The New Yorker magazine detailed the saga, noting the heroics of tournament MVP Donnie May, the grit of Bobby Joe Hooper, who scored 16 points in the championship game while playing with a broken hand and, the rift with Waterman and Torain:

“There seemed to be two separate teams on the bench — one white and one black — with a small, but always perceptible gap between them.”

The magazine also captured the postgame scene:

“Hundreds of Dayton fans, ignoring the warning of the public address announcer, swarmed out of the stands onto the court.

“Coach Donoher stood, dazed in the center of the crush, his eyes filled with tears. Sonia Donoher, his wife, and Bobby Joe Hooper’s mother wept in each other’s arms. Donnie May, Hooper and Dan Obrovac were lifted high in the air on a mass of shoulders and carried around the arena...”

When the team returned to Dayton past midnight, 3,000 fans were waiting at the Fieldhouse.

Rekindling tradition

This season’s team — which also started out with high hopes because of the glorious year before — fell short of expectations and eventually heard some boos as well.

But while they missed the NCAA Tournament, the players have embraced the NIT and in three tournament games have played their best basketball of the season.

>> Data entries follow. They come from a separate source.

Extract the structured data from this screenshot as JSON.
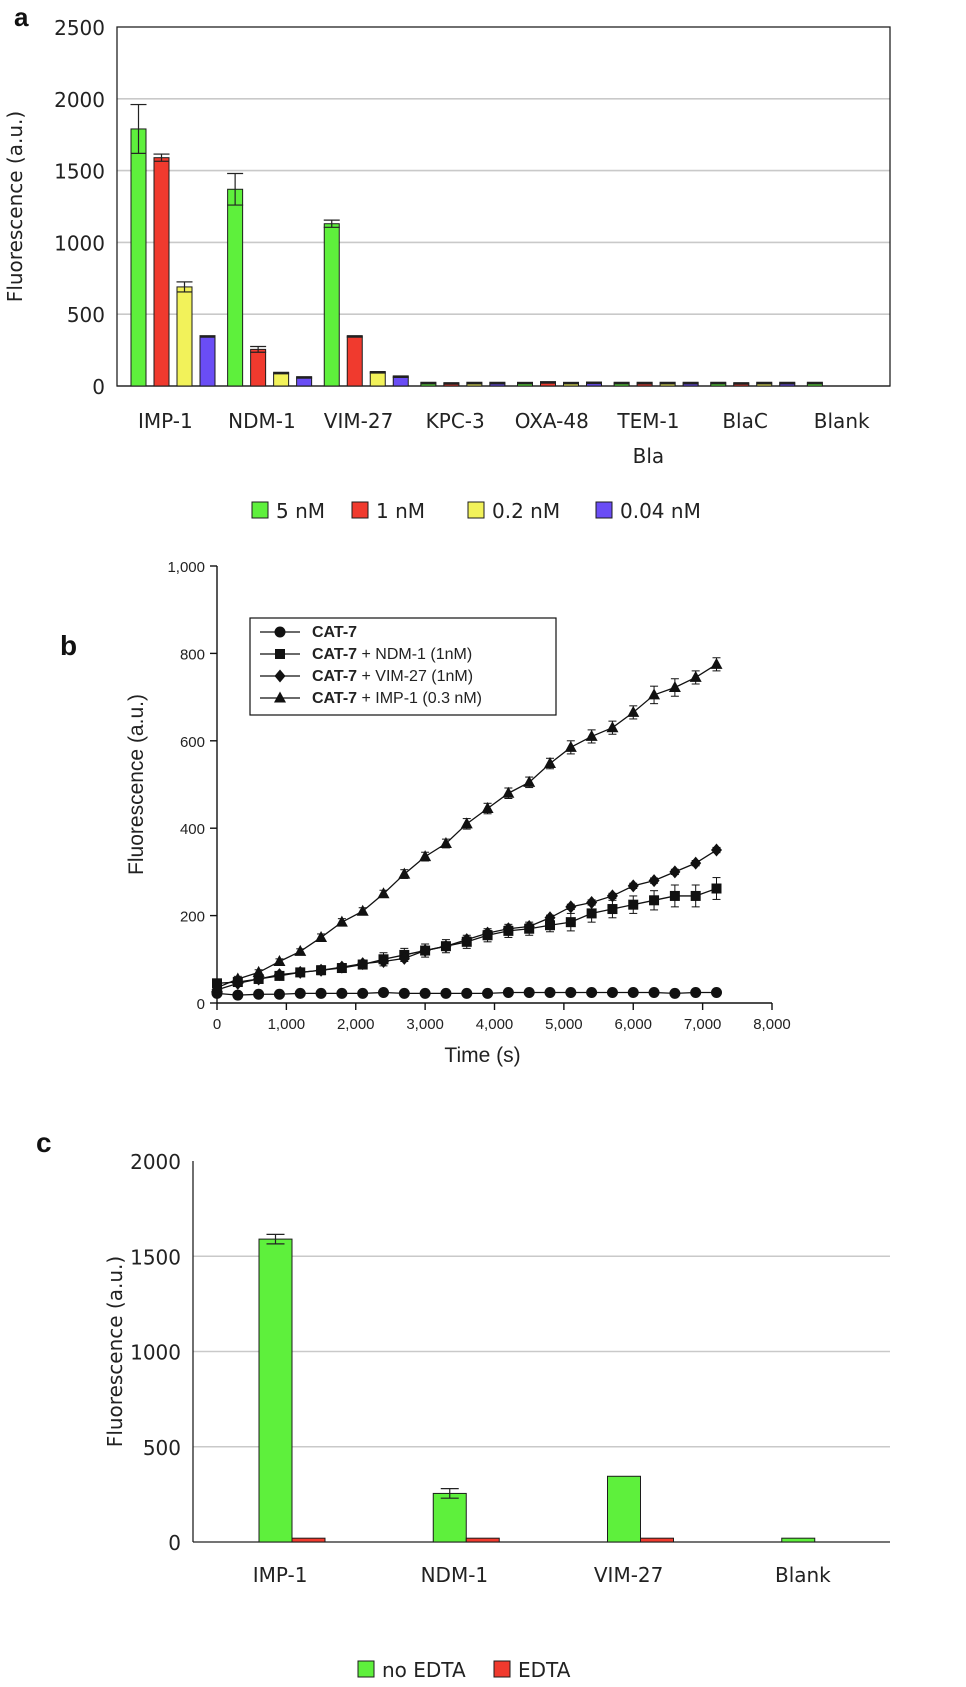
{
  "chart_data": [
    {
      "panel": "a",
      "type": "bar",
      "ylabel": "Fluorescence (a.u.)",
      "ylim": [
        0,
        2500
      ],
      "yticks": [
        "0",
        "500",
        "1000",
        "1500",
        "2000",
        "2500"
      ],
      "categories": [
        [
          "IMP-1"
        ],
        [
          "NDM-1"
        ],
        [
          "VIM-27"
        ],
        [
          "KPC-3"
        ],
        [
          "OXA-48"
        ],
        [
          "TEM-1",
          "Bla"
        ],
        [
          "BlaC"
        ],
        [
          "Blank"
        ]
      ],
      "grid": "horizontal",
      "legend_position": "bottom",
      "series": [
        {
          "name": "5 nM",
          "color": "#5ef03c",
          "values": [
            1790,
            1370,
            1130,
            20,
            20,
            20,
            20,
            20
          ],
          "errors": [
            170,
            110,
            25,
            5,
            5,
            5,
            5,
            5
          ]
        },
        {
          "name": "1 nM",
          "color": "#f03a2e",
          "values": [
            1590,
            255,
            345,
            18,
            25,
            20,
            18,
            0
          ],
          "errors": [
            25,
            20,
            5,
            5,
            5,
            5,
            5,
            0
          ]
        },
        {
          "name": "0.2 nM",
          "color": "#f2f25a",
          "values": [
            690,
            90,
            95,
            20,
            20,
            20,
            20,
            0
          ],
          "errors": [
            35,
            5,
            5,
            5,
            5,
            5,
            5,
            0
          ]
        },
        {
          "name": "0.04 nM",
          "color": "#6a4df5",
          "values": [
            345,
            60,
            65,
            20,
            22,
            20,
            20,
            0
          ],
          "errors": [
            5,
            5,
            5,
            5,
            5,
            5,
            5,
            0
          ]
        }
      ]
    },
    {
      "panel": "b",
      "type": "line",
      "xlabel": "Time (s)",
      "ylabel": "Fluorescence (a.u.)",
      "xlim": [
        0,
        8000
      ],
      "ylim": [
        0,
        1000
      ],
      "xticks": [
        "0",
        "1,000",
        "2,000",
        "3,000",
        "4,000",
        "5,000",
        "6,000",
        "7,000",
        "8,000"
      ],
      "yticks": [
        "0",
        "200",
        "400",
        "600",
        "800",
        "1,000"
      ],
      "legend_position": "top-left",
      "x": [
        0,
        300,
        600,
        900,
        1200,
        1500,
        1800,
        2100,
        2400,
        2700,
        3000,
        3300,
        3600,
        3900,
        4200,
        4500,
        4800,
        5100,
        5400,
        5700,
        6000,
        6300,
        6600,
        6900,
        7200
      ],
      "series": [
        {
          "name_bold": "CAT-7",
          "name_rest": "",
          "marker": "circle",
          "values": [
            22,
            18,
            20,
            20,
            22,
            22,
            22,
            22,
            24,
            22,
            22,
            22,
            22,
            22,
            24,
            24,
            24,
            24,
            24,
            24,
            24,
            24,
            22,
            24,
            24
          ],
          "errors": [
            4,
            4,
            4,
            4,
            4,
            4,
            4,
            4,
            4,
            4,
            4,
            4,
            4,
            4,
            4,
            4,
            4,
            4,
            4,
            4,
            4,
            4,
            4,
            4,
            4
          ]
        },
        {
          "name_bold": "CAT-7",
          "name_rest": " + NDM-1 (1nM)",
          "marker": "square",
          "values": [
            45,
            48,
            55,
            62,
            70,
            75,
            80,
            88,
            100,
            110,
            120,
            130,
            140,
            155,
            165,
            170,
            178,
            185,
            205,
            215,
            225,
            235,
            245,
            245,
            262
          ],
          "errors": [
            5,
            8,
            8,
            8,
            8,
            10,
            10,
            10,
            15,
            15,
            15,
            15,
            15,
            15,
            15,
            15,
            15,
            20,
            20,
            20,
            20,
            22,
            25,
            25,
            25
          ]
        },
        {
          "name_bold": "CAT-7",
          "name_rest": " + VIM-27 (1nM)",
          "marker": "diamond",
          "values": [
            30,
            45,
            55,
            65,
            70,
            75,
            82,
            90,
            95,
            102,
            120,
            130,
            145,
            160,
            170,
            175,
            195,
            220,
            230,
            245,
            268,
            280,
            300,
            320,
            350
          ],
          "errors": [
            4,
            4,
            4,
            4,
            4,
            4,
            4,
            4,
            4,
            4,
            6,
            6,
            6,
            6,
            6,
            6,
            6,
            6,
            6,
            6,
            6,
            6,
            6,
            6,
            6
          ]
        },
        {
          "name_bold": "CAT-7",
          "name_rest": " + IMP-1 (0.3 nM)",
          "marker": "triangle",
          "values": [
            35,
            55,
            70,
            95,
            118,
            150,
            185,
            210,
            250,
            295,
            335,
            365,
            410,
            445,
            480,
            505,
            548,
            585,
            610,
            630,
            665,
            705,
            722,
            745,
            775
          ],
          "errors": [
            4,
            6,
            6,
            6,
            6,
            8,
            8,
            8,
            8,
            10,
            10,
            10,
            12,
            12,
            12,
            12,
            12,
            15,
            15,
            15,
            15,
            20,
            20,
            15,
            15
          ]
        }
      ]
    },
    {
      "panel": "c",
      "type": "bar",
      "ylabel": "Fluorescence (a.u.)",
      "ylim": [
        0,
        2000
      ],
      "yticks": [
        "0",
        "500",
        "1000",
        "1500",
        "2000"
      ],
      "categories": [
        [
          "IMP-1"
        ],
        [
          "NDM-1"
        ],
        [
          "VIM-27"
        ],
        [
          "Blank"
        ]
      ],
      "grid": "horizontal",
      "legend_position": "bottom",
      "series": [
        {
          "name": "no EDTA",
          "color": "#5ef03c",
          "values": [
            1590,
            255,
            345,
            20
          ],
          "errors": [
            25,
            25,
            0,
            0
          ]
        },
        {
          "name": "EDTA",
          "color": "#f03a2e",
          "values": [
            20,
            20,
            20,
            0
          ],
          "errors": [
            0,
            0,
            0,
            0
          ]
        }
      ]
    }
  ],
  "panel_labels": {
    "a": "a",
    "b": "b",
    "c": "c"
  }
}
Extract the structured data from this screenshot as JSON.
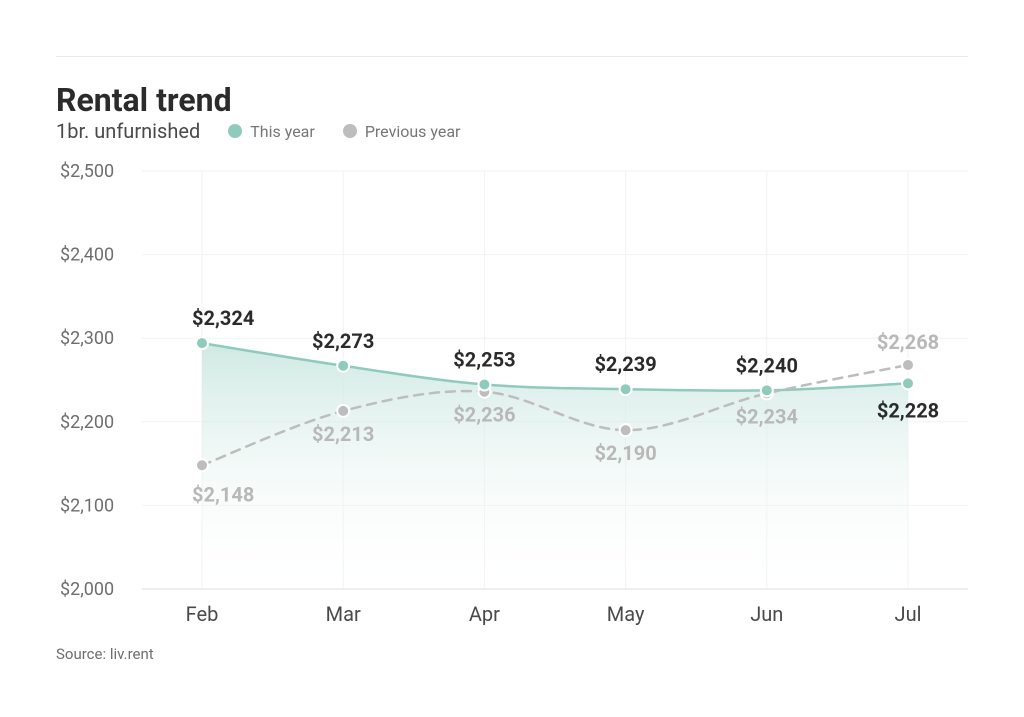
{
  "title": "Rental trend",
  "subtitle": "1br. unfurnished",
  "legend": {
    "this_year": "This year",
    "prev_year": "Previous year"
  },
  "source": "Source: liv.rent",
  "chart": {
    "type": "line",
    "background_color": "#ffffff",
    "grid_color": "#f2f2f2",
    "axis_color": "#dddddd",
    "y_label_color": "#6e6e6e",
    "x_label_color": "#4a4a4a",
    "categories": [
      "Feb",
      "Mar",
      "Apr",
      "May",
      "Jun",
      "Jul"
    ],
    "ylim": [
      2000,
      2500
    ],
    "ytick_step": 100,
    "y_ticks": [
      "$2,000",
      "$2,100",
      "$2,200",
      "$2,300",
      "$2,400",
      "$2,500"
    ],
    "series": {
      "this_year": {
        "color": "#8fcbbd",
        "fill_gradient_top": "#c7e5de",
        "fill_gradient_bottom": "#ffffff",
        "marker_fill": "#8fcbbd",
        "marker_stroke": "#ffffff",
        "marker_radius": 6,
        "line_width": 2.5,
        "dash": "none",
        "values": [
          2324,
          2273,
          2253,
          2239,
          2240,
          2228
        ],
        "labels": [
          "$2,324",
          "$2,273",
          "$2,253",
          "$2,239",
          "$2,240",
          "$2,228"
        ],
        "label_color": "#2b2b2b",
        "label_fontsize": 20,
        "label_fontweight": 700,
        "marker_y_offsets": [
          25,
          5,
          7,
          0,
          2,
          -15
        ],
        "label_positions": [
          "above",
          "above",
          "above",
          "above",
          "above",
          "below"
        ]
      },
      "prev_year": {
        "color": "#bdbdbd",
        "marker_fill": "#bdbdbd",
        "marker_stroke": "#ffffff",
        "marker_radius": 6,
        "line_width": 2.5,
        "dash": "9 7",
        "values": [
          2148,
          2213,
          2236,
          2190,
          2234,
          2268
        ],
        "labels": [
          "$2,148",
          "$2,213",
          "$2,236",
          "$2,190",
          "$2,234",
          "$2,268"
        ],
        "label_color": "#b8b8b8",
        "label_fontsize": 20,
        "label_fontweight": 700,
        "label_positions": [
          "below",
          "below",
          "below",
          "below",
          "below",
          "above"
        ]
      }
    },
    "legend_dot_this": "#8fcbbd",
    "legend_dot_prev": "#bdbdbd"
  }
}
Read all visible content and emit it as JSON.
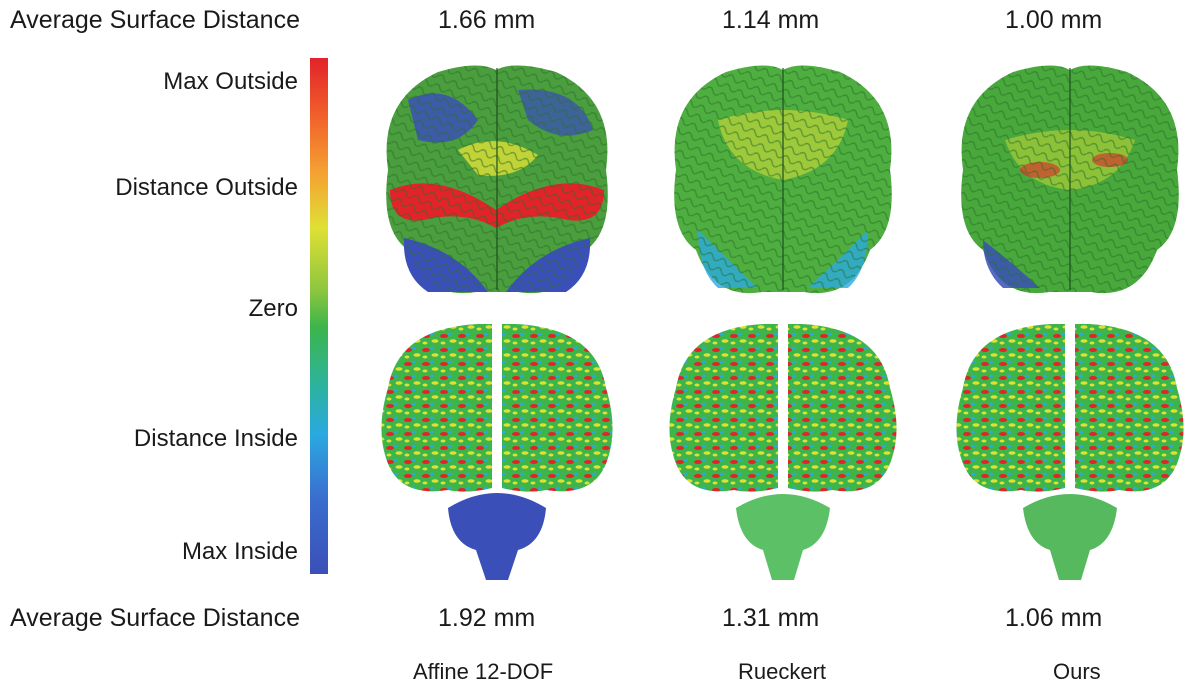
{
  "top_row": {
    "label": "Average Surface Distance",
    "values": [
      "1.66 mm",
      "1.14 mm",
      "1.00 mm"
    ]
  },
  "bottom_row": {
    "label": "Average Surface Distance",
    "values": [
      "1.92 mm",
      "1.31 mm",
      "1.06 mm"
    ]
  },
  "colorbar": {
    "labels": [
      "Max Outside",
      "Distance Outside",
      "Zero",
      "Distance Inside",
      "Max Inside"
    ],
    "colors": [
      "#e2232a",
      "#f5a032",
      "#dfe034",
      "#3db54a",
      "#2aa9e0",
      "#3b4fb8"
    ]
  },
  "methods": [
    "Affine 12-DOF",
    "Rueckert",
    "Ours"
  ]
}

“I was at the Illinois State game and they were just the superior team,” Donoher said. “And to go down there and beat Cincinnati, that took some hickory. Missed free throws hurt then again at Illinois, but the kids hung on.”

He said coach Brian Gregory’s teams “play with relentless pressure and that’s hard to play against. Every night they give you everything they got. Anytime you do that, you’ve got a shot.

“There are so many similarities between this team and the ‘68 team and I think it would be great to have these guys remembered alongside the 1962 and 1968 teams. And with the tradition here, that would be special. The NIT has always been a good tournament for us.”

Always?

Donoher thought a second, then smiled and shrugged: “My only bad memory was in my senior year. In the quarterfinal game against Niagara, I went to the line late. We needed two and I gagged both free throws.

“Yep, I showed my colors there.”

But those who know the history here know that’s just not true.

When it comes to the NIT, Don Donoher’s only colors are Flyer red and blue — and, of course, golden from the reflection off that championship trophy.